Cependant, au fur et à mesure de la prolongation de ce conflit, ils s’y trouvèrent impliqués malgré eux, attirés dans un guet-apens à la suite des implications financières et navales.

D’abord, dans le domaine financier. La France, suivie par l’Angleterre, eut de plus en plus recours au marché financier américain pour soutenir son effort de guerre par des emprunts, afin de pouvoir acheter armements et munitions dont elle était privée du fait de la perte des mines et usines du Nord. Alors qu’ils étaient jusque là leur débiteur, les États-Unis se trouvèrent ainsi rapidement placés dans la position de créanciers à l’égard des Alliés, pour des sommes considérables. Le marché financier américain était désormais lié à l’Europe, et , réciproquement, l’Europe à l’Amérique.

Mais la menace la plus immédiate venait d’ailleurs, de la guerre sous-marine menée par l’Allemagne, qui posait directement la question des droits des neutres dans ce conflit. Or leur neutralité, à laquelle ils étaient très attachés, à la fois pour leurs approvisionnements et la sécurité de leurs citoyens, fut violée par plusieurs attaques successives, la plus meurtrière étant celle contre le paquebot britannique Lusitania, coulé en 1915 sans sommations en mer d’Irlande, faisant 128 victimes américaines. L’intensification de la guerre sous-marine menée par les Allemands en 1917, au mépris des conventions internationales, eut pour conséquence d’entraîner les États-Unis dans la guerre aux côtés des Alliés.

Lusitania-small

Le Lusitania

Ce sont les Américains qui imposèrent leurs conditions de paix en Europe, d’une façon tout à fait inhabituelle, étant les seuls Alliés à avoir défini les buts de guerre dans la Déclaration des 14 points de Wilson, au début de 1918 : fin de la diplomatie secrète, liberté des mers, droit des peuples à disposer d’eux-mêmes, création d’une Société des Nations

Le contenu en est typiquement américain, avec tout ce qu’il contient d’idéalisme et de méconnaissance de l’Europe. Et, contrairement à toutes les traditions qui voulaient que le Président ne quitte jamais son pays, Wilson vint en France au début de 1919 et y séjourna pendant près de six mois afin de participer en personne aux négociations, puis à la signature du traité de Versailles. On sait ce qu’il en advint : le Sénat américain se vit refuser par le Président les amendements qu’il réclamait, si bien que le traité fut repoussé et que les États-Unis signèrent une paix séparée avec l’Allemagne en refusant surtout d’adhérer à la Société des Nations.

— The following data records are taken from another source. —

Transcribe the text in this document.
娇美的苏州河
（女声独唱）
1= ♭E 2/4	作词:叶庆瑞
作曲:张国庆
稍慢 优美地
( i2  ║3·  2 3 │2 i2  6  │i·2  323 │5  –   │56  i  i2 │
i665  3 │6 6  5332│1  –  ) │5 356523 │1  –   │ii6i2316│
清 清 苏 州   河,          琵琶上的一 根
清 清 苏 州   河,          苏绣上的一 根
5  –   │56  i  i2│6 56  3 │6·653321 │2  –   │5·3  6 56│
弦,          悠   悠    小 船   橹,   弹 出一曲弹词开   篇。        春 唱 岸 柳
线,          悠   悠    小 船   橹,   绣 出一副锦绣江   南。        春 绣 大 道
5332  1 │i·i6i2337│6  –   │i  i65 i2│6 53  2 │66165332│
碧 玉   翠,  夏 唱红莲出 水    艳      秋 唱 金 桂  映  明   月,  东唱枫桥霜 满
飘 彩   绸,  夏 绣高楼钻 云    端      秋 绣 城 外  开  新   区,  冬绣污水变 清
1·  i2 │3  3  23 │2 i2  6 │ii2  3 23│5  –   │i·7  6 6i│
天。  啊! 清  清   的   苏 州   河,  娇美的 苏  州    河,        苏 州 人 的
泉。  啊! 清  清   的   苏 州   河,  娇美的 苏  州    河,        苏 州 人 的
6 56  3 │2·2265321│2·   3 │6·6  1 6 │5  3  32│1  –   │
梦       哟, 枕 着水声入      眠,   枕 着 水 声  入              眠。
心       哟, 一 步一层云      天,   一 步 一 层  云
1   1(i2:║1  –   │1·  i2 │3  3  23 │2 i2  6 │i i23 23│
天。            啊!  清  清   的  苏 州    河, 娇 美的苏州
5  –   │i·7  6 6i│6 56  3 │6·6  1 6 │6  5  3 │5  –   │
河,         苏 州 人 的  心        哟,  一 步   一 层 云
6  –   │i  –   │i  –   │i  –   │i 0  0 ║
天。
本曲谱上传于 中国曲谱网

Il ne s’agissait, en fait, que d’un isolationnisme relatif, destiné à satisfaire l’opinion américaine, car jamais les États-Unis ne furent aussi présents en Europe, non pas au plan politique, mais économique et financier. La question des dettes contractées par les Alliés, qui s’élevait à plusieurs MM$, domina leurs relations avec l’Europe, en donnant lieu à un malentendu permanent : les Européens liaient leur remboursement au paiement des Réparations imposées à l’Allemagne, tandis que les Américains y voyaient deux problèmes différents. Ils firent prévaloir leurs vues dans deux plans successifs, Dawes en 1924, Young en 1929, dont les initiateurs étaient tous deux américains, sans grands résultats, puisque le président Hoover proclama un moratoire des Réparations et des dettes en 1931 et que la conférence de Lausanne, en 1932, mit fin aux Réparations, sans d’ailleurs en faire autant pour les dettes.

Hoover-small JMKeynes-small

Hoover et Keynes

Pendant ce temps, les capitaux américains affluèrent en Europe, en participant activement à sa reconstruction, particulièrement en Allemagne qu’ils tenaient à relever. Il leur paraissait en effet essentiel de rétablir l’équilibre sur le continent, dans le sillage de Keynes qui avait durement critiqué le traité de Versailles comme ruineux pour l’avenir de l’économie allemande (Les conséquences économiques de la paix, 1919). 

Ces investissements furent particulièrement massifs dans l’électricité (General Electric), l’automobile (General Motors avec Opel, Ford), les transports…, tout en n’oubliant pas les autres pays européens, eux aussi en quête de capitaux. On assiste alors au premier stade de la mondialisation de l’économie, avec une tentative, sous la tutelle des Américains, d’internationaliser les contrôles bancaires, comme en témoigne la création de la Banque des Règlements internationaux, chargée de gérer le remboursement des dettes.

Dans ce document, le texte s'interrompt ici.